Hundreds of people – coming from numerous tribes as well as many people with no American Indian heritage – attended the Wa She Shu It Deh Native American Arts Festival 1998.
Basketry of many Western tribes, jewelry, crafts and native dancing highlighted the eighth annual Wa She Shu It Deh – Washoe People’s Land – festival.
“One of the goals that we have here is to promote the Native American culture and to share it with everyone,” said William Dancing Feather, cultural resources coordinator for the Washoe Tribe of California and Nevada.
The event began with a focus on basket making, Dancing Feather said, but has grown over the years.
Now, not only is there a basket-making competition, but six dancing groups performed all weekend and booths and tables were set up to show and sell baskets, crafts, jewelry and Indian tacos.

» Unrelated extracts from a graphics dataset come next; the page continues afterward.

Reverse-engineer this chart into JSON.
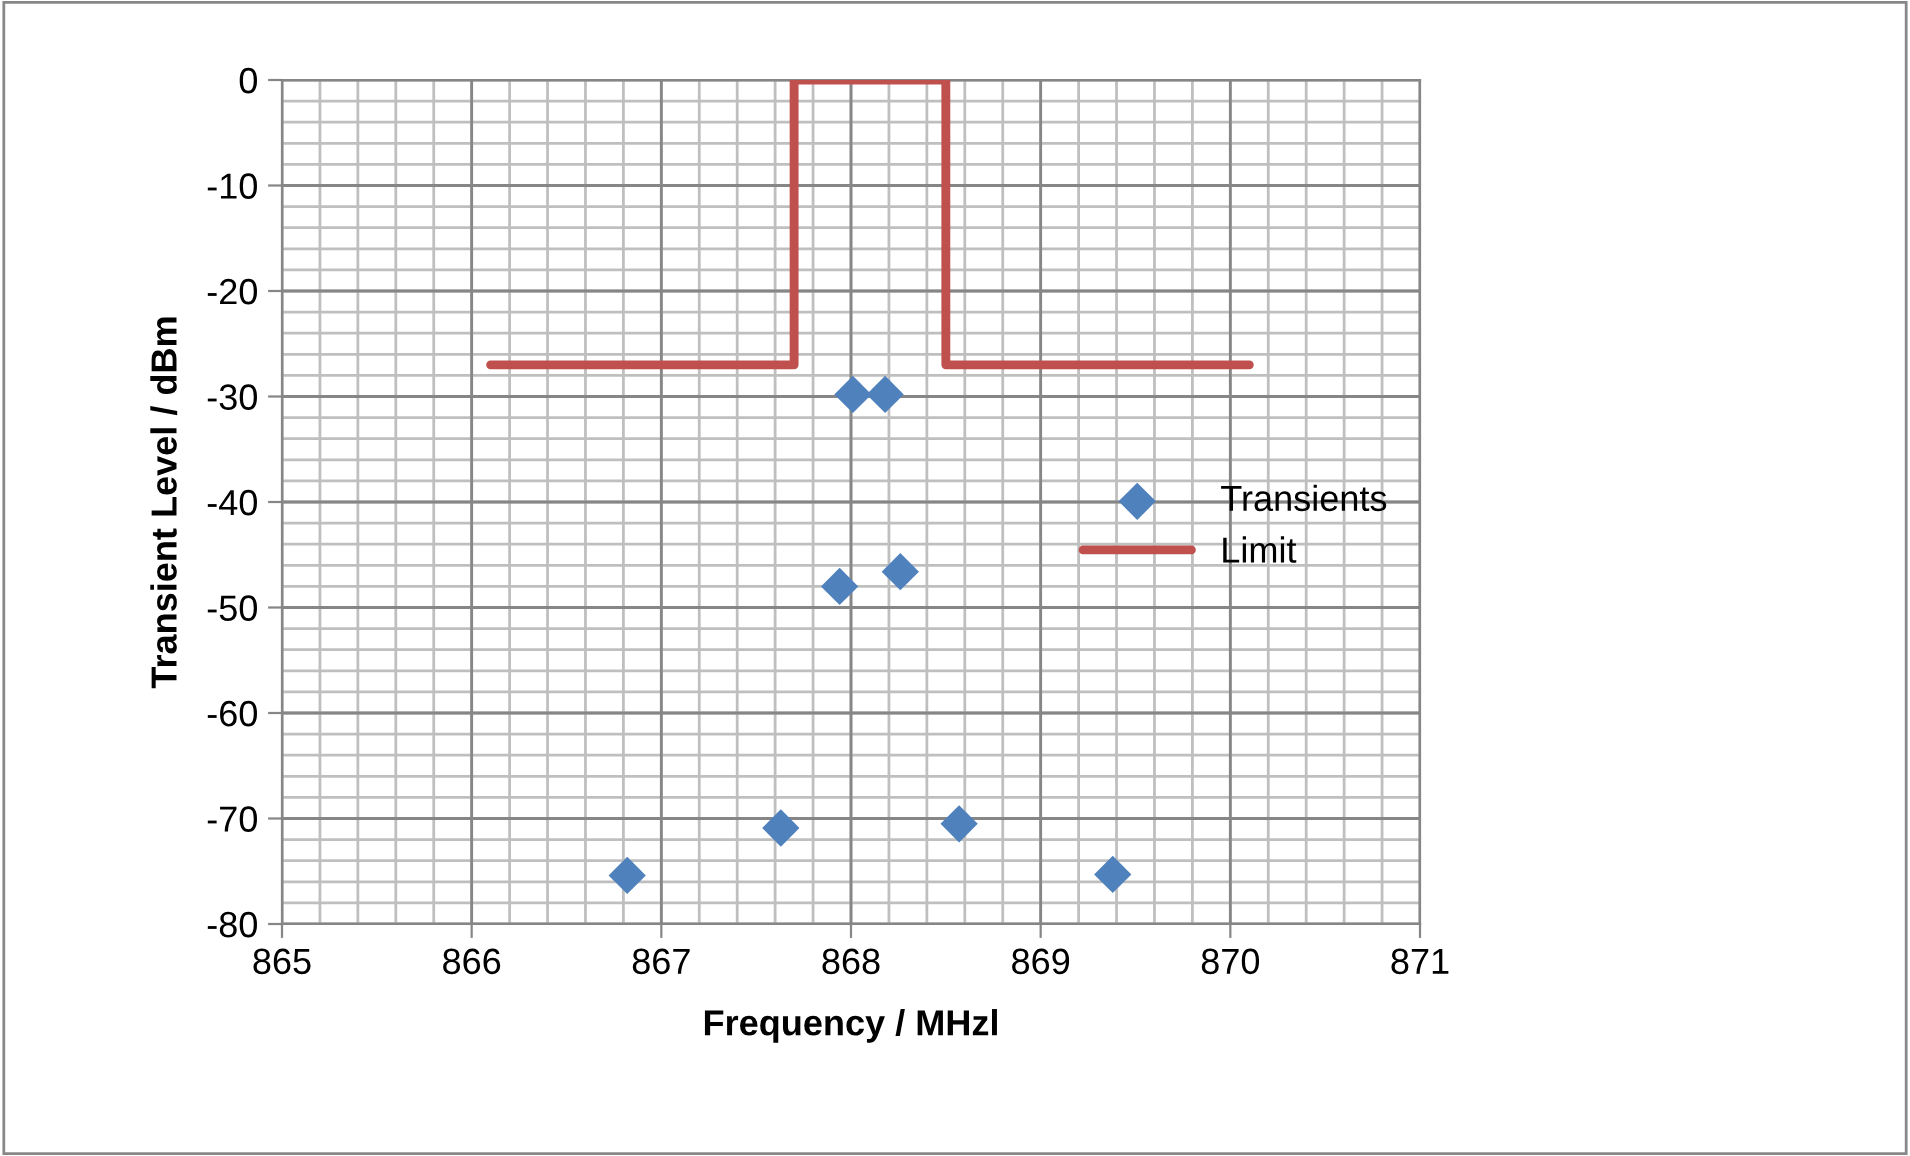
{
  "chart_data": {
    "type": "scatter",
    "xlabel": "Frequency / MHzl",
    "ylabel": "Transient Level / dBm",
    "xlim": [
      865,
      871
    ],
    "xticks": [
      865,
      866,
      867,
      868,
      869,
      870,
      871
    ],
    "ylim": [
      -80,
      0
    ],
    "yticks": [
      -80,
      -70,
      -60,
      -50,
      -40,
      -30,
      -20,
      -10,
      0
    ],
    "grid": true,
    "legend": "right",
    "series": [
      {
        "name": "Transients",
        "color": "#4f81bd",
        "marker": "diamond",
        "x": [
          866.82,
          867.63,
          867.94,
          868.01,
          868.18,
          868.26,
          868.57,
          869.38
        ],
        "values": [
          -75.4,
          -70.9,
          -48.0,
          -29.8,
          -29.8,
          -46.6,
          -70.5,
          -75.3
        ]
      },
      {
        "name": "Limit",
        "type": "line",
        "color": "#c0504d",
        "marker": "none",
        "line_style": "solid",
        "x": [
          866.1,
          867.7,
          867.7,
          868.5,
          868.5,
          870.1
        ],
        "values": [
          -27,
          -27,
          0,
          0,
          -27,
          -27
        ]
      }
    ]
  }
}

In addition to Washoe members, Paiute, Shoshone and many other Western tribes participated in Wa She Shu It Deh.
What do those who come enjoy about it?
“Everything,” said Michael Bojorquez. “The food, the crafts, the dancing, the baskets especially, to see all the wonderful things that are going on.”
Bojorquez, a member of the Mayan Tribe from Mexico, and his wife, Lydia, a member of the Ohlone Tribe from California, came from the Sacramento area to attend the festival.
“We came last year, and we just decided we’d make this an annual event,” he said.
Those without American Indian heritage enjoyed the festival as well.
Ken and Chris Cairns came from Minden, Nev., because they enjoy learning from and being a part of the cultural event, they said.
“It’s a famous event,” Ken Cairns said. “We like to see the dancing, and we like to see a lot of nice crafts.”
The Washoe Tribe sponsored the event, receiving a little help from other agencies. The Nevada Arts Council provided funds, and the U.S. Forest Service waived the fee for using the Tallac Historic Site.
Dancing Feather said it is hard to determine how many people will attend each year.
“That’s really hard to say. It varies from year to year,” he said Saturday morning. “We’ve had as many as 500 to a couple thousand turn out before. It looks like we have a couple hundred here right now.”
Dancing Feather said the Washoe Tribe is proud of the event and happy it has continued to grow.
“From the event starting out with baskets, it has grown and now has arts, crafts, dancing, booths and vendors,” he said. “Now it includes all the Great Basin tribes and the California tribes. The festival is a growing event.
“I think it’s great. Everyone enjoys it.”